The 2019 Veeam Cloud Data Management Report highlights that the quest for data availability is putting pressure on decision-makers to rethink their management strategies. Most organisations (73%) admit that they are unable to meet user demand for uninterrupted access to data and services, costing the typical company almost R300 million annually.
Here are five key principles to help businesses understand their data, manage it and improve its protection:
Conduct a data audit
Every business should know what data it holds, where it’s stored, how, and where it came from and who has access to it; especially personal data. They also need to know why they’re holding it and how they came to have it. Organisations have to justify the legal basis behind their data processing activities.
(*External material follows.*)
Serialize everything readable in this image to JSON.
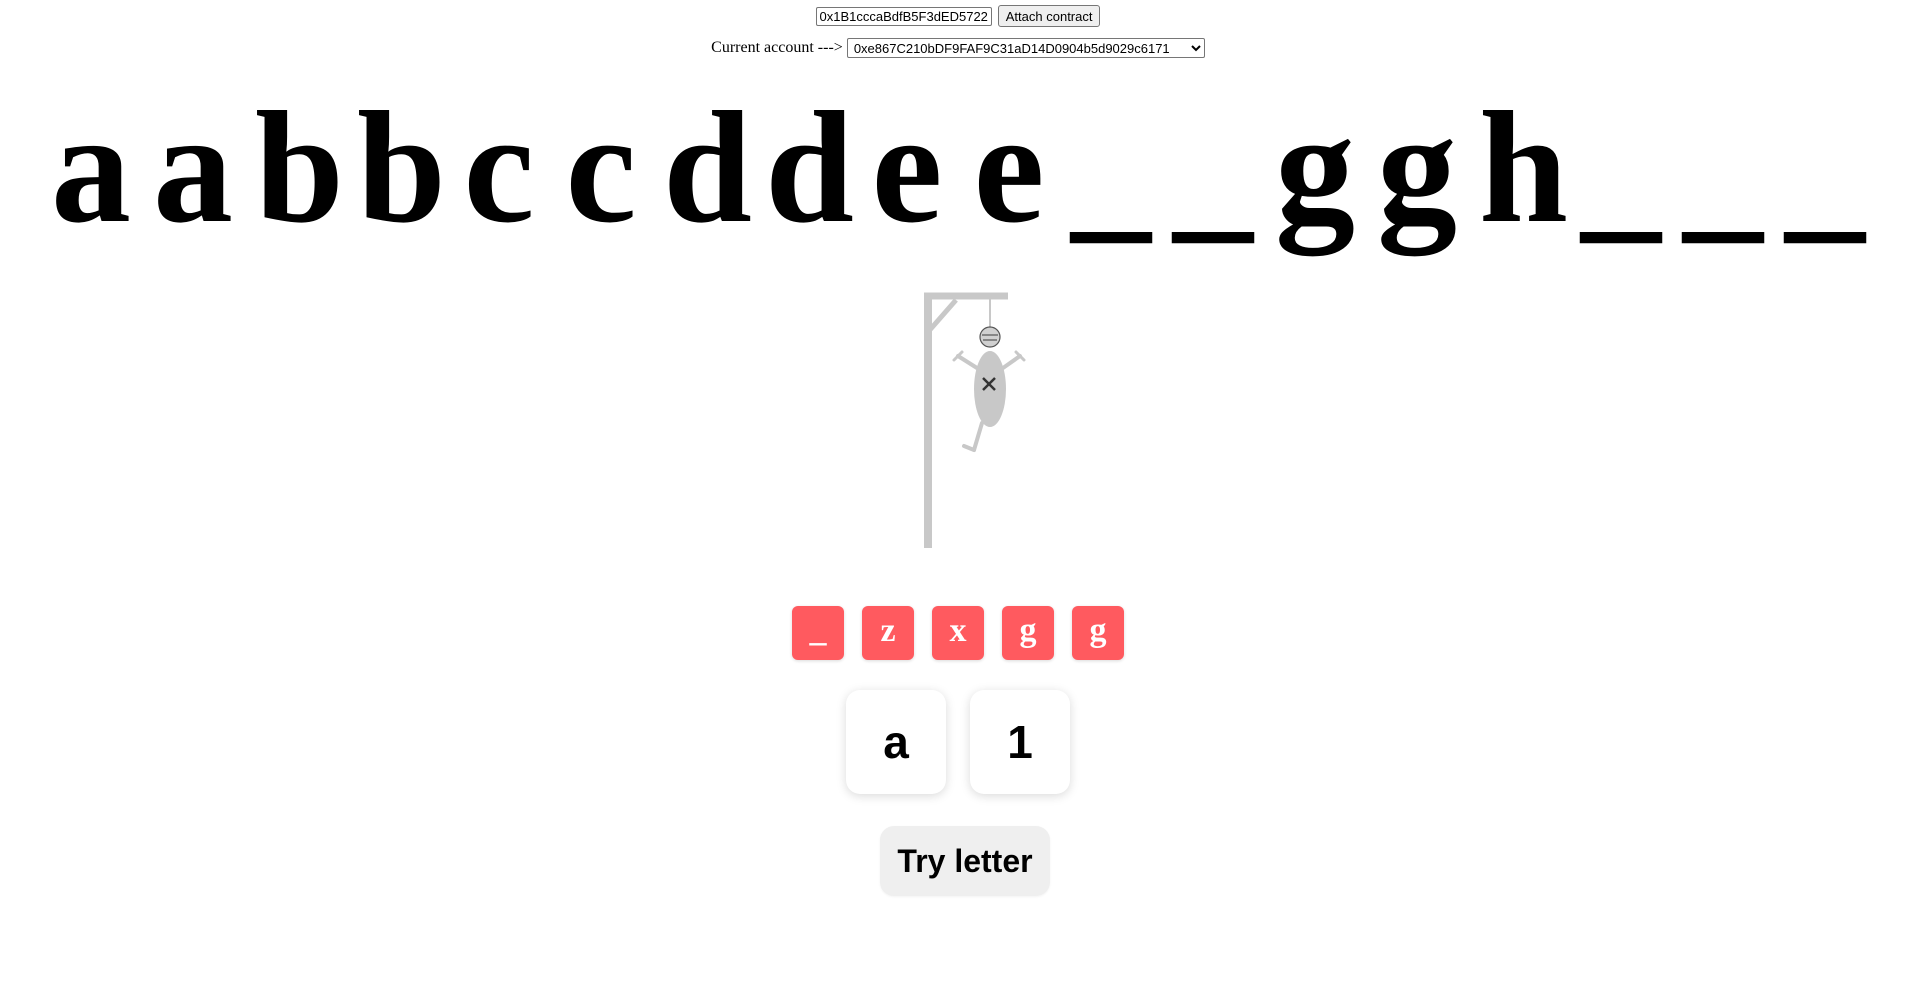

Make sure everyone is aware of its value
Given how much data has become available, companies must not only be able to accurately capture and store it, but they also need to understand the relevance for real business advantage. Just consider how much data is generated by customers on social media, how much data is stored in cloud environments, and the data created by ‘as-a-service’ solutions. Even though the volume of data available today presents management challenges for businesses, there are also incredible opportunities. Decision-makers are recognising the importance of data in both high-level business strategy as well as on the operational side of their business.
Review personal privacy rights
The evolving regulatory environment has had a massive impact on data management strategies. One of the big changes the General Data Protection Regulation (GDPR) brought about is greater awareness of rights when it comes to personal data. Beyond the right to be forgotten, people are able to access data, or to request it for themselves (in a format they can digest). The complexities around data governance needs to be carefully considered in an age of the Protection of Personal Information Act (POPIA) and the GDPR.
Have a plan for data breaches
Under the rules of the GDPR, organisations must report data breaches to the relevant supervisory authority within 72 hours of discovery. It is key to make sure you have the right plans in place, which will allow for the detection, reporting and tackling of a data breach, should one happen.
Always leave room for continued improvement. Particularly where the availability, quality and safety of data are concerned; it pays to evolve with the times and to test, trial and adapt to the latest technology.
Businesses that have achieved success in their data management strategies indicate four core attributes – cloud, capabilities, culture and confidence. When it comes to the cloud, over three-quarters (77%) of respondents globally report using Software-as-a-Service (SaaS) platforms. Additionally, many are using the cloud for their backup and recovery services, reflecting the business benefits of embracing a multi-cloud approach when it comes to data management.